On connaît l’objectif financier du gouvernement pour les 99,3 millions d’actions qui seront mises en vente: faire rentrer dans les caisses au moins 1,7 milliard d’euros, et si possible dépasser la barre symbolique des 2 milliards. Une manne bienvenue, pour combler le déficit creusé par les concessions sociales faites aux «gilets jaunes». Le problème est que, depuis l’ouverture de la vente, les analystes ont commencé à décortiquer le dossier et à émettre des opinions défavorables sur cette privatisation.
«Enjeu de santé publique»
Première critique: la participation publique, même ramenée à 20%, continuera d’entraver la direction de la future loterie privée dont les dirigeants devront être agréés par les pouvoirs publics, sachant qu’en plus un commissaire chargé de veiller au respect de la législation des jeux sera nommé. Ce qui pourrait contraindre le développement de l’entreprise, en particulier si celle-ci cherche à nouer des partenariats à l’étranger ou à mettre de nouveaux produits sur le marché.

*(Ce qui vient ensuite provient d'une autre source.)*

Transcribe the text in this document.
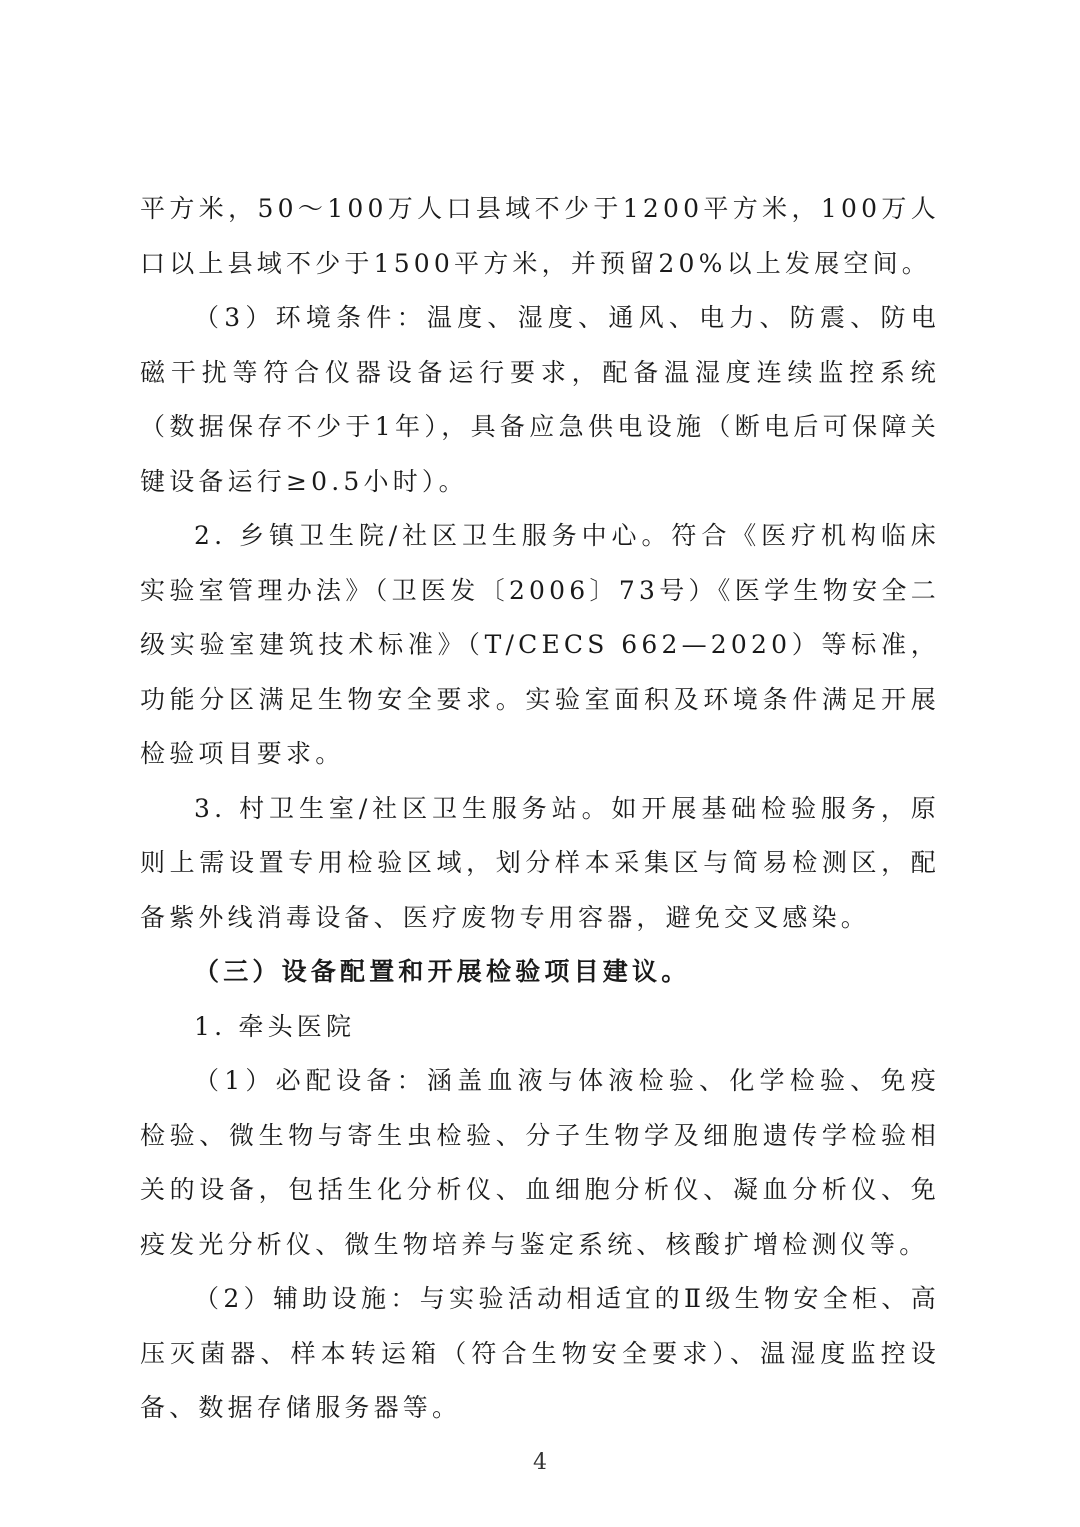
平方米，50～100万人口县域不少于1200平方米，100万人口以上县域不少于1500平方米，并预留20%以上发展空间。

（3）环境条件：温度、湿度、通风、电力、防震、防电磁干扰等符合仪器设备运行要求，配备温湿度连续监控系统（数据保存不少于1年），具备应急供电设施（断电后可保障关键设备运行≥0.5小时）。

2. 乡镇卫生院/社区卫生服务中心。符合《医疗机构临床实验室管理办法》（卫医发〔2006〕73号）《医学生物安全二级实验室建筑技术标准》（T/CECS 662—2020）等标准，功能分区满足生物安全要求。实验室面积及环境条件满足开展检验项目要求。

3. 村卫生室/社区卫生服务站。如开展基础检验服务，原则上需设置专用检验区域，划分样本采集区与简易检测区，配备紫外线消毒设备、医疗废物专用容器，避免交叉感染。

（三）设备配置和开展检验项目建议。

1. 牵头医院

（1）必配设备：涵盖血液与体液检验、化学检验、免疫检验、微生物与寄生虫检验、分子生物学及细胞遗传学检验相关的设备，包括生化分析仪、血细胞分析仪、凝血分析仪、免疫发光分析仪、微生物培养与鉴定系统、核酸扩增检测仪等。

（2）辅助设施：与实验活动相适宜的Ⅱ级生物安全柜、高压灭菌器、样本转运箱（符合生物安全要求）、温湿度监控设备、数据存储服务器等。

4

Deuxième critique: la Française des jeux, une fois privatisée, pourrait se voir infliger de nouvelles réglementations et de nouvelles taxes, pesant sur son chiffre d’affaires et sa marge bénéficiaire. En 2018, la FDJ a dégagé 1,8 milliard d’euros de revenus (pour un total de 16 milliards d’euros de paris), avec une marge opérationnelle de 17,5% (315 millions d’euros) et un résultat net de 170 millions d’euros. Comment s’assurer, par exemple, que les obligations imputées à la société ne seront pas modifiées, alourdissant sa charge «sociale»?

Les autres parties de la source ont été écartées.